I’m not ready to give up on Timothy Hutton and the gang just yet, but the big business, rich-heartless-business-guy-is-the-evil-one theme that drives the show may be getting a bit tired. After all, once you’ve demonized the “rich and powerful” for four years, it’s got to be hard to keep recycling the same story (how come this never seems to include government—I’ll tell you why: there are no right-wing capitalist loving writers or producers on the show!). About the show, the Wikipedia entry says, “Leverage follows a five-person team: a thief, a grifter, a hacker, and a retrieval specialist, led by former insurance investigator Nathan Ford, who use their skills to fight corporate and governmental injustices inflicted on ordinary citizens.”

I’m pretty sure I’ve watched every episode in five seasons, but I don’t remember government being the bad guy that torments ordinary citizens very often, unless maybe government partnered with rich guys. Now I’m against crony capitalism as much as the next guy, but do the so called “rich and powerful,” with government’s help or not, really get rich and powerful by exploiting the ordinary schlub? You would think so if you watched this show. Why exactly do I watch it again? Well, it’s entertaining, and the stories are compelling if you can get past the anti rich and powerful thing.

In Season 5, Episode 11, the trite story is about the big box retailer destroying the quaint little town of mom and pop stores, and the communitarian way of life so beloved of many Americans, in the ideal; Utopia is always better when you don’t actually have to live in it. There are a few throw away lines that such stores bring lower prices and jobs to a community, but the change to a predictable way of life is just too much to bear. The Leverage gang realizes they can’t take down the entire Value!More corporation, but maybe they can just shut this one down, which they eventually do in what to me was ham handed and not very entertaining.

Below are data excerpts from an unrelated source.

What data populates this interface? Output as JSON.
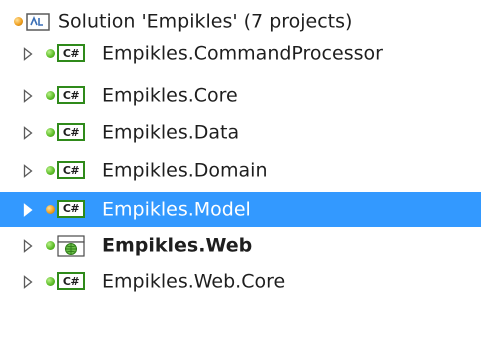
{
  "solution": {
    "label": "Solution 'Empikles' (7 projects)"
  },
  "projects": [
    {
      "label": "Empikles.CommandProcessor",
      "icon": "csharp-project-icon",
      "status": "green"
    },
    {
      "label": "Empikles.Core",
      "icon": "csharp-project-icon",
      "status": "green"
    },
    {
      "label": "Empikles.Data",
      "icon": "csharp-project-icon",
      "status": "green"
    },
    {
      "label": "Empikles.Domain",
      "icon": "csharp-project-icon",
      "status": "green"
    },
    {
      "label": "Empikles.Model",
      "icon": "csharp-project-icon",
      "status": "orange",
      "selected": true
    },
    {
      "label": "Empikles.Web",
      "icon": "web-project-icon",
      "status": "green",
      "bold": true
    },
    {
      "label": "Empikles.Web.Core",
      "icon": "csharp-project-icon",
      "status": "green"
    }
  ],
  "icons": {
    "csharp_text": "C#"
  },
  "colors": {
    "selection": "#3399ff",
    "status_green": "#5fbf2a",
    "status_orange": "#f0a020",
    "project_border": "#2f8a1a"
  }
}
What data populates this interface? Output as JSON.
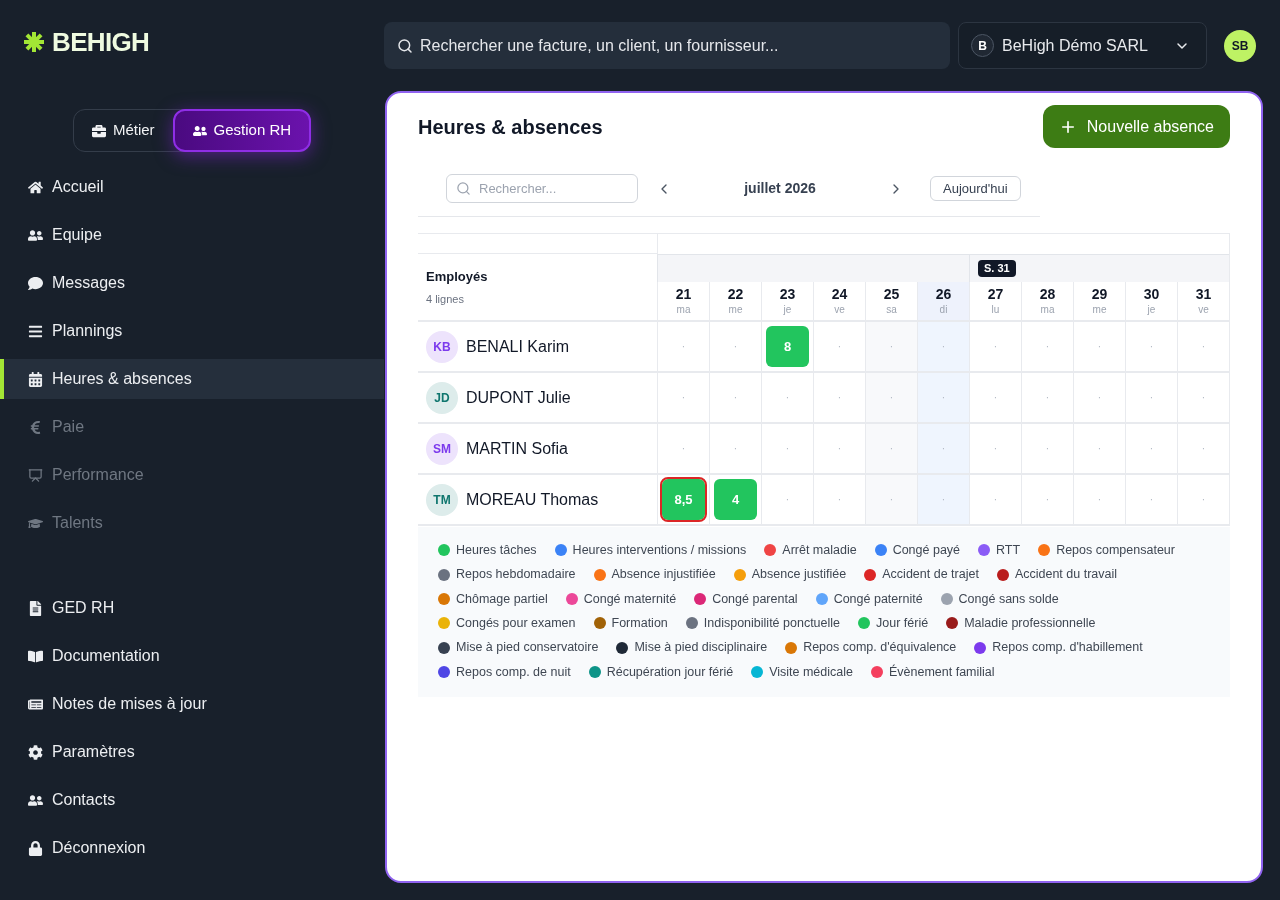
{
  "brand": {
    "name": "BEHIGH"
  },
  "mode_switch": [
    {
      "label": "Métier",
      "selected": false
    },
    {
      "label": "Gestion RH",
      "selected": true
    }
  ],
  "nav": {
    "main": [
      {
        "label": "Accueil",
        "selected": false,
        "disabled": false
      },
      {
        "label": "Equipe",
        "selected": false,
        "disabled": false
      },
      {
        "label": "Messages",
        "selected": false,
        "disabled": false
      },
      {
        "label": "Plannings",
        "selected": false,
        "disabled": false
      },
      {
        "label": "Heures & absences",
        "selected": true,
        "disabled": false
      },
      {
        "label": "Paie",
        "selected": false,
        "disabled": true
      },
      {
        "label": "Performance",
        "selected": false,
        "disabled": true
      },
      {
        "label": "Talents",
        "selected": false,
        "disabled": true
      }
    ],
    "secondary": [
      {
        "label": "GED RH",
        "selected": false,
        "disabled": false
      },
      {
        "label": "Documentation",
        "selected": false,
        "disabled": false
      },
      {
        "label": "Notes de mises à jour",
        "selected": false,
        "disabled": false
      },
      {
        "label": "Paramètres",
        "selected": false,
        "disabled": false
      },
      {
        "label": "Contacts",
        "selected": false,
        "disabled": false
      },
      {
        "label": "Déconnexion",
        "selected": false,
        "disabled": false
      }
    ]
  },
  "search": {
    "placeholder": "Rechercher une facture, un client, un fournisseur..."
  },
  "company_selector": {
    "initial": "B",
    "name": "BeHigh Démo SARL"
  },
  "user_avatar": {
    "initials": "SB"
  },
  "page": {
    "title": "Heures & absences",
    "new_button": {
      "label": "Nouvelle absence"
    },
    "toolbar": {
      "search": {
        "placeholder": "Rechercher..."
      },
      "month": "juillet 2026",
      "today_button": "Aujourd'hui"
    },
    "table": {
      "employee_header": "Employés",
      "row_count": "4 lignes",
      "days": [
        {
          "number": "21",
          "weekday": "ma",
          "kind": "workday"
        },
        {
          "number": "22",
          "weekday": "me",
          "kind": "workday"
        },
        {
          "number": "23",
          "weekday": "je",
          "kind": "workday"
        },
        {
          "number": "24",
          "weekday": "ve",
          "kind": "workday"
        },
        {
          "number": "25",
          "weekday": "sa",
          "kind": "weekend"
        },
        {
          "number": "26",
          "weekday": "di",
          "kind": "highlighted"
        },
        {
          "number": "27",
          "weekday": "lu",
          "kind": "workday",
          "week_badge": "S. 31"
        },
        {
          "number": "28",
          "weekday": "ma",
          "kind": "workday"
        },
        {
          "number": "29",
          "weekday": "me",
          "kind": "workday"
        },
        {
          "number": "30",
          "weekday": "je",
          "kind": "workday"
        },
        {
          "number": "31",
          "weekday": "ve",
          "kind": "workday"
        }
      ],
      "rows": [
        {
          "initials": "KB",
          "name": "BENALI Karim",
          "color": "#7c3aed",
          "cells": [
            {
              "kind": "empty",
              "text": "·",
              "selected": false
            },
            {
              "kind": "empty",
              "text": "·",
              "selected": false
            },
            {
              "kind": "entry",
              "text": "8",
              "color": "#22c55e",
              "selected": false
            },
            {
              "kind": "empty",
              "text": "·",
              "selected": false
            },
            {
              "kind": "empty",
              "text": "·",
              "selected": false
            },
            {
              "kind": "empty",
              "text": "·",
              "selected": false
            },
            {
              "kind": "empty",
              "text": "·",
              "selected": false
            },
            {
              "kind": "empty",
              "text": "·",
              "selected": false
            },
            {
              "kind": "empty",
              "text": "·",
              "selected": false
            },
            {
              "kind": "empty",
              "text": "·",
              "selected": false
            },
            {
              "kind": "empty",
              "text": "·",
              "selected": false
            }
          ]
        },
        {
          "initials": "JD",
          "name": "DUPONT Julie",
          "color": "#0f766e",
          "cells": [
            {
              "kind": "empty",
              "text": "·",
              "selected": false
            },
            {
              "kind": "empty",
              "text": "·",
              "selected": false
            },
            {
              "kind": "empty",
              "text": "·",
              "selected": false
            },
            {
              "kind": "empty",
              "text": "·",
              "selected": false
            },
            {
              "kind": "empty",
              "text": "·",
              "selected": false
            },
            {
              "kind": "empty",
              "text": "·",
              "selected": false
            },
            {
              "kind": "empty",
              "text": "·",
              "selected": false
            },
            {
              "kind": "empty",
              "text": "·",
              "selected": false
            },
            {
              "kind": "empty",
              "text": "·",
              "selected": false
            },
            {
              "kind": "empty",
              "text": "·",
              "selected": false
            },
            {
              "kind": "empty",
              "text": "·",
              "selected": false
            }
          ]
        },
        {
          "initials": "SM",
          "name": "MARTIN Sofia",
          "color": "#7c3aed",
          "cells": [
            {
              "kind": "empty",
              "text": "·",
              "selected": false
            },
            {
              "kind": "empty",
              "text": "·",
              "selected": false
            },
            {
              "kind": "empty",
              "text": "·",
              "selected": false
            },
            {
              "kind": "empty",
              "text": "·",
              "selected": false
            },
            {
              "kind": "empty",
              "text": "·",
              "selected": false
            },
            {
              "kind": "empty",
              "text": "·",
              "selected": false
            },
            {
              "kind": "empty",
              "text": "·",
              "selected": false
            },
            {
              "kind": "empty",
              "text": "·",
              "selected": false
            },
            {
              "kind": "empty",
              "text": "·",
              "selected": false
            },
            {
              "kind": "empty",
              "text": "·",
              "selected": false
            },
            {
              "kind": "empty",
              "text": "·",
              "selected": false
            }
          ]
        },
        {
          "initials": "TM",
          "name": "MOREAU Thomas",
          "color": "#0f766e",
          "cells": [
            {
              "kind": "entry",
              "text": "8,5",
              "color": "#22c55e",
              "selected": true
            },
            {
              "kind": "entry",
              "text": "4",
              "color": "#22c55e",
              "selected": false
            },
            {
              "kind": "empty",
              "text": "·",
              "selected": false
            },
            {
              "kind": "empty",
              "text": "·",
              "selected": false
            },
            {
              "kind": "empty",
              "text": "·",
              "selected": false
            },
            {
              "kind": "empty",
              "text": "·",
              "selected": false
            },
            {
              "kind": "empty",
              "text": "·",
              "selected": false
            },
            {
              "kind": "empty",
              "text": "·",
              "selected": false
            },
            {
              "kind": "empty",
              "text": "·",
              "selected": false
            },
            {
              "kind": "empty",
              "text": "·",
              "selected": false
            },
            {
              "kind": "empty",
              "text": "·",
              "selected": false
            }
          ]
        }
      ]
    },
    "legend": {
      "items": [
        {
          "label": "Heures tâches",
          "color": "#22c55e"
        },
        {
          "label": "Heures interventions / missions",
          "color": "#3b82f6"
        },
        {
          "label": "Arrêt maladie",
          "color": "#ef4444"
        },
        {
          "label": "Congé payé",
          "color": "#3b82f6"
        },
        {
          "label": "RTT",
          "color": "#8b5cf6"
        },
        {
          "label": "Repos compensateur",
          "color": "#f97316"
        },
        {
          "label": "Repos hebdomadaire",
          "color": "#6b7280"
        },
        {
          "label": "Absence injustifiée",
          "color": "#f97316"
        },
        {
          "label": "Absence justifiée",
          "color": "#f59e0b"
        },
        {
          "label": "Accident de trajet",
          "color": "#dc2626"
        },
        {
          "label": "Accident du travail",
          "color": "#b91c1c"
        },
        {
          "label": "Chômage partiel",
          "color": "#d97706"
        },
        {
          "label": "Congé maternité",
          "color": "#ec4899"
        },
        {
          "label": "Congé parental",
          "color": "#db2777"
        },
        {
          "label": "Congé paternité",
          "color": "#60a5fa"
        },
        {
          "label": "Congé sans solde",
          "color": "#9ca3af"
        },
        {
          "label": "Congés pour examen",
          "color": "#eab308"
        },
        {
          "label": "Formation",
          "color": "#a16207"
        },
        {
          "label": "Indisponibilité ponctuelle",
          "color": "#6b7280"
        },
        {
          "label": "Jour férié",
          "color": "#22c55e"
        },
        {
          "label": "Maladie professionnelle",
          "color": "#991b1b"
        },
        {
          "label": "Mise à pied conservatoire",
          "color": "#374151"
        },
        {
          "label": "Mise à pied disciplinaire",
          "color": "#1f2937"
        },
        {
          "label": "Repos comp. d'équivalence",
          "color": "#d97706"
        },
        {
          "label": "Repos comp. d'habillement",
          "color": "#7c3aed"
        },
        {
          "label": "Repos comp. de nuit",
          "color": "#4f46e5"
        },
        {
          "label": "Récupération jour férié",
          "color": "#0d9488"
        },
        {
          "label": "Visite médicale",
          "color": "#06b6d4"
        },
        {
          "label": "Évènement familial",
          "color": "#f43f5e"
        }
      ]
    }
  }
}
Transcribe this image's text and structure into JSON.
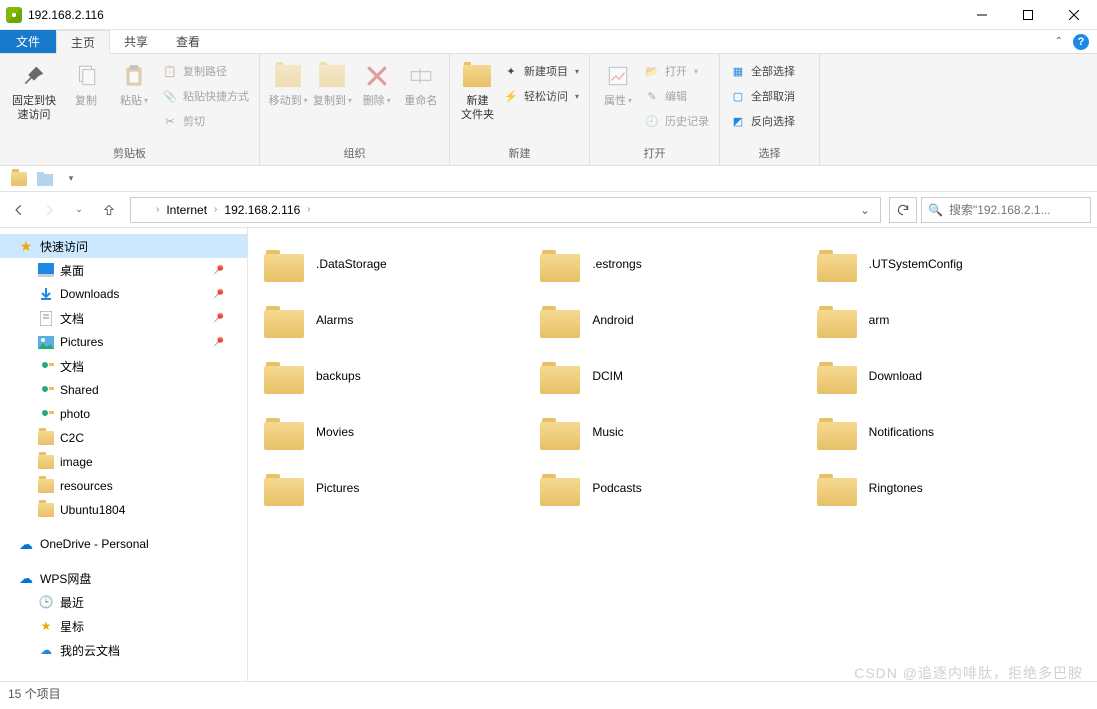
{
  "window": {
    "title": "192.168.2.116"
  },
  "tabs": {
    "file": "文件",
    "home": "主页",
    "share": "共享",
    "view": "查看"
  },
  "ribbon": {
    "clipboard": {
      "label": "剪贴板",
      "pin": "固定到快\n速访问",
      "copy": "复制",
      "paste": "粘贴",
      "copypath": "复制路径",
      "pasteshortcut": "粘贴快捷方式",
      "cut": "剪切"
    },
    "organize": {
      "label": "组织",
      "moveto": "移动到",
      "copyto": "复制到",
      "delete": "删除",
      "rename": "重命名"
    },
    "new": {
      "label": "新建",
      "newfolder": "新建\n文件夹",
      "newitem": "新建项目",
      "easyaccess": "轻松访问"
    },
    "open": {
      "label": "打开",
      "properties": "属性",
      "open": "打开",
      "edit": "编辑",
      "history": "历史记录"
    },
    "select": {
      "label": "选择",
      "selectall": "全部选择",
      "selectnone": "全部取消",
      "invert": "反向选择"
    }
  },
  "breadcrumb": {
    "root": "Internet",
    "current": "192.168.2.116"
  },
  "search": {
    "placeholder": "搜索\"192.168.2.1..."
  },
  "sidebar": {
    "quick": "快速访问",
    "items": [
      {
        "label": "桌面",
        "pin": true,
        "icon": "desktop"
      },
      {
        "label": "Downloads",
        "pin": true,
        "icon": "downloads"
      },
      {
        "label": "文档",
        "pin": true,
        "icon": "documents"
      },
      {
        "label": "Pictures",
        "pin": true,
        "icon": "pictures"
      },
      {
        "label": "文档",
        "pin": false,
        "icon": "folder-sync"
      },
      {
        "label": "Shared",
        "pin": false,
        "icon": "folder-sync"
      },
      {
        "label": "photo",
        "pin": false,
        "icon": "folder-sync"
      },
      {
        "label": "C2C",
        "pin": false,
        "icon": "folder"
      },
      {
        "label": "image",
        "pin": false,
        "icon": "folder"
      },
      {
        "label": "resources",
        "pin": false,
        "icon": "folder"
      },
      {
        "label": "Ubuntu1804",
        "pin": false,
        "icon": "folder"
      }
    ],
    "onedrive": "OneDrive - Personal",
    "wps": "WPS网盘",
    "wps_items": [
      {
        "label": "最近",
        "icon": "clock"
      },
      {
        "label": "星标",
        "icon": "star"
      },
      {
        "label": "我的云文档",
        "icon": "cloud-doc"
      }
    ]
  },
  "folders": [
    ".DataStorage",
    ".estrongs",
    ".UTSystemConfig",
    "Alarms",
    "Android",
    "arm",
    "backups",
    "DCIM",
    "Download",
    "Movies",
    "Music",
    "Notifications",
    "Pictures",
    "Podcasts",
    "Ringtones"
  ],
  "status": {
    "text": "15 个项目"
  },
  "watermark": "CSDN @追逐内啡肽，拒绝多巴胺"
}
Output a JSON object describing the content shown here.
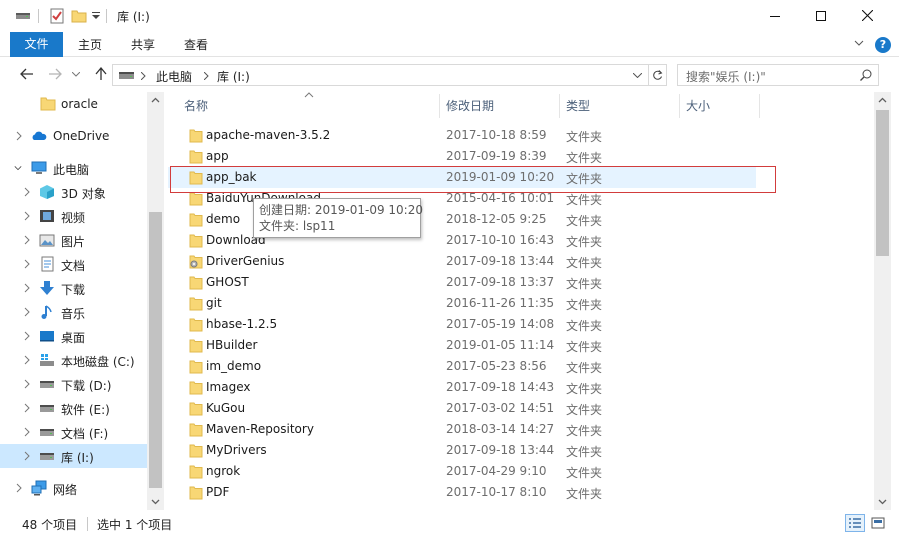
{
  "window": {
    "title": "库 (I:)",
    "minimize_icon": "minimize-icon",
    "maximize_icon": "maximize-icon",
    "close_icon": "close-icon"
  },
  "ribbon": {
    "tabs": [
      "文件",
      "主页",
      "共享",
      "查看"
    ],
    "help": "?",
    "accent": "#1979ca"
  },
  "address_bar": {
    "path": [
      "此电脑",
      "库 (I:)"
    ],
    "search_placeholder": "搜索\"娱乐 (I:)\""
  },
  "sidebar": {
    "items": [
      {
        "label": "oracle",
        "icon": "folder-icon",
        "level": 2,
        "expandable": false,
        "selected": false
      },
      {
        "label": "OneDrive",
        "icon": "onedrive-icon",
        "level": 1,
        "expandable": true,
        "selected": false
      },
      {
        "label": "此电脑",
        "icon": "pc-icon",
        "level": 1,
        "expandable": true,
        "expanded": true,
        "selected": false
      },
      {
        "label": "3D 对象",
        "icon": "3d-objects-icon",
        "level": 2,
        "expandable": true,
        "selected": false
      },
      {
        "label": "视频",
        "icon": "video-icon",
        "level": 2,
        "expandable": true,
        "selected": false
      },
      {
        "label": "图片",
        "icon": "pictures-icon",
        "level": 2,
        "expandable": true,
        "selected": false
      },
      {
        "label": "文档",
        "icon": "documents-icon",
        "level": 2,
        "expandable": true,
        "selected": false
      },
      {
        "label": "下载",
        "icon": "downloads-icon",
        "level": 2,
        "expandable": true,
        "selected": false
      },
      {
        "label": "音乐",
        "icon": "music-icon",
        "level": 2,
        "expandable": true,
        "selected": false
      },
      {
        "label": "桌面",
        "icon": "desktop-icon",
        "level": 2,
        "expandable": true,
        "selected": false
      },
      {
        "label": "本地磁盘 (C:)",
        "icon": "system-drive-icon",
        "level": 2,
        "expandable": true,
        "selected": false
      },
      {
        "label": "下载 (D:)",
        "icon": "drive-icon",
        "level": 2,
        "expandable": true,
        "selected": false
      },
      {
        "label": "软件 (E:)",
        "icon": "drive-icon",
        "level": 2,
        "expandable": true,
        "selected": false
      },
      {
        "label": "文档 (F:)",
        "icon": "drive-icon",
        "level": 2,
        "expandable": true,
        "selected": false
      },
      {
        "label": "库 (I:)",
        "icon": "drive-icon",
        "level": 2,
        "expandable": true,
        "selected": true
      },
      {
        "label": "网络",
        "icon": "network-icon",
        "level": 1,
        "expandable": true,
        "selected": false
      }
    ]
  },
  "file_list": {
    "columns": [
      "名称",
      "修改日期",
      "类型",
      "大小"
    ],
    "rows": [
      {
        "name": "apache-maven-3.5.2",
        "date": "2017-10-18 8:59",
        "type": "文件夹",
        "icon": "folder-icon"
      },
      {
        "name": "app",
        "date": "2017-09-19 8:39",
        "type": "文件夹",
        "icon": "folder-icon"
      },
      {
        "name": "app_bak",
        "date": "2019-01-09 10:20",
        "type": "文件夹",
        "icon": "folder-icon"
      },
      {
        "name": "BaiduYunDownload",
        "date": "2015-04-16 10:01",
        "type": "文件夹",
        "icon": "folder-icon"
      },
      {
        "name": "demo",
        "date": "2018-12-05 9:25",
        "type": "文件夹",
        "icon": "folder-icon"
      },
      {
        "name": "Download",
        "date": "2017-10-10 16:43",
        "type": "文件夹",
        "icon": "folder-icon"
      },
      {
        "name": "DriverGenius",
        "date": "2017-09-18 13:44",
        "type": "文件夹",
        "icon": "folder-gear-icon"
      },
      {
        "name": "GHOST",
        "date": "2017-09-18 13:37",
        "type": "文件夹",
        "icon": "folder-icon"
      },
      {
        "name": "git",
        "date": "2016-11-26 11:35",
        "type": "文件夹",
        "icon": "folder-icon"
      },
      {
        "name": "hbase-1.2.5",
        "date": "2017-05-19 14:08",
        "type": "文件夹",
        "icon": "folder-icon"
      },
      {
        "name": "HBuilder",
        "date": "2019-01-05 11:14",
        "type": "文件夹",
        "icon": "folder-icon"
      },
      {
        "name": "im_demo",
        "date": "2017-05-23 8:56",
        "type": "文件夹",
        "icon": "folder-icon"
      },
      {
        "name": "Imagex",
        "date": "2017-09-18 14:43",
        "type": "文件夹",
        "icon": "folder-icon"
      },
      {
        "name": "KuGou",
        "date": "2017-03-02 14:51",
        "type": "文件夹",
        "icon": "folder-icon"
      },
      {
        "name": "Maven-Repository",
        "date": "2018-03-14 14:27",
        "type": "文件夹",
        "icon": "folder-icon"
      },
      {
        "name": "MyDrivers",
        "date": "2017-09-18 13:44",
        "type": "文件夹",
        "icon": "folder-icon"
      },
      {
        "name": "ngrok",
        "date": "2017-04-29 9:10",
        "type": "文件夹",
        "icon": "folder-icon"
      },
      {
        "name": "PDF",
        "date": "2017-10-17 8:10",
        "type": "文件夹",
        "icon": "folder-icon"
      }
    ],
    "hovered_row": 2
  },
  "tooltip": {
    "line1": "创建日期: 2019-01-09 10:20",
    "line2": "文件夹: lsp11"
  },
  "status_bar": {
    "item_count": "48 个项目",
    "selection": "选中 1 个项目"
  },
  "colors": {
    "folder": "#f8d775",
    "selection": "#cce8ff",
    "hover": "#e5f3ff",
    "highlight_box": "#d23c3c"
  }
}
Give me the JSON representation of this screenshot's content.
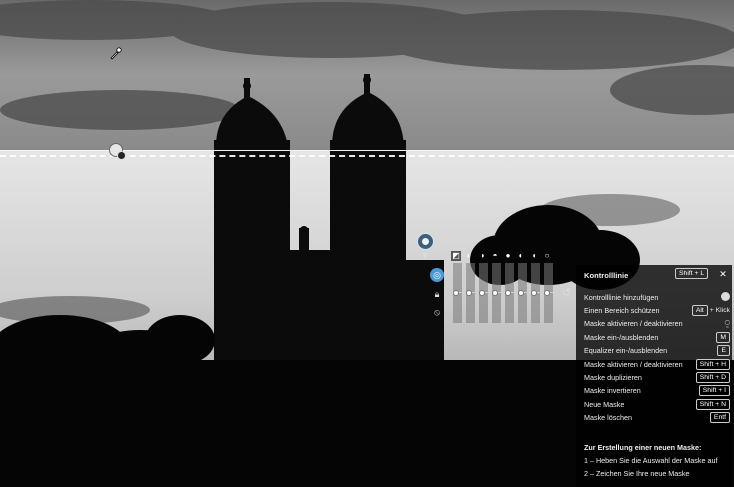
{
  "theme": {
    "accent": "#4a9ad6",
    "panel_bg": "#000000",
    "text": "#eeeeee"
  },
  "canvas_icons": {
    "picker": "eyedropper-icon",
    "control_line_handle": "control-line-handle-icon",
    "mask_pin": "mask-pin-icon",
    "tools": [
      "control-line-tool-icon",
      "protect-area-icon",
      "mask-toggle-icon"
    ],
    "equalizer_icons": [
      "exposure-icon",
      "contrast-icon",
      "brightness-icon",
      "shadows-icon",
      "whites-icon",
      "blacks-icon",
      "saturation-icon",
      "structure-icon"
    ],
    "reset": "reset-icon"
  },
  "help_panel": {
    "title": "Kontrolllinie",
    "title_shortcut": "Shift + L",
    "close_icon": "close-icon",
    "rows": [
      {
        "label": "Kontrolllinie hinzufügen",
        "shortcut": "",
        "icon": "mask-pin-icon"
      },
      {
        "label": "Einen Bereich schützen",
        "shortcut": "Alt",
        "suffix": "+ Klick"
      },
      {
        "label": "Maske aktivieren / deaktivieren",
        "shortcut": "",
        "icon": "mask-toggle-icon"
      },
      {
        "label": "Maske ein-/ausblenden",
        "shortcut": "M"
      },
      {
        "label": "Equalizer ein-/ausblenden",
        "shortcut": "E"
      },
      {
        "label": "Maske aktivieren / deaktivieren",
        "shortcut": "Shift + H"
      },
      {
        "label": "Maske duplizieren",
        "shortcut": "Shift + D"
      },
      {
        "label": "Maske invertieren",
        "shortcut": "Shift + I"
      },
      {
        "label": "Neue Maske",
        "shortcut": "Shift + N"
      },
      {
        "label": "Maske löschen",
        "shortcut": "Entf"
      }
    ],
    "help_title": "Zur Erstellung einer neuen Maske:",
    "help_steps": [
      "1 – Heben Sie die Auswahl der Maske auf",
      "2 – Zeichen Sie Ihre neue Maske"
    ]
  }
}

I think Leverage tells us a lot about American culture in the 21st Century, and how the “robber baron” theme started way back in the late 19th Century has come to influence entertainment and politics in our day. It’s a cliché that one of Hollywood’s favorite demons is the business person, an inevitably greedy money grubber who will do anything, often including murder, to gain even more riches. This could only happen because progressives who fundamentally distrust and despise free enterprise dominate not only our professions of entertainment, but education and media as well.

Americans for generations have been programmed in every way in their daily lives to cast a jaundiced eye on the pursuit of wealth. Of course the hypocrisy is palpable, because the vast majority of Americans lust for riches. Witness our latest lottery obsession. Yet we have the evidence of our most recent presidential election that envy is a winning card, where the winning candidate consistently demonized the “millionaires and billionaires” who just aren’t paying “their fair share” (even though the top 10% of income earners pay 70% of all federal income taxes-obviously not “progressive” enough).

Leverage also tells us that our fundamental cultural narrative about wealth is that luck, if not the, is at least a primary factor in acquiring it. The days of Horatio Alger as a cultural hero are long gone. Even in the tumult of the American industrial revolution, hard work, persistence, thrift and honesty were taught as the way to get ahead in life; 19th Century Americans well into the 20th Century believed that they were not victims of some powerful conspiracy to keep them down, or that wealth was a zero sum game where those who got rich did so inevitably at the expense of everyone else.

This is a reflection of the pathetic economic education that most Americans get, or don’t get at all. Popular culture only reinforces it, and statist politicians take advantage of it. Maybe one day enough champions of capitalism and free enterprise will make their way into the professions of education, entertainment and media so that television series like Leverage will never find an audience. One can always dream.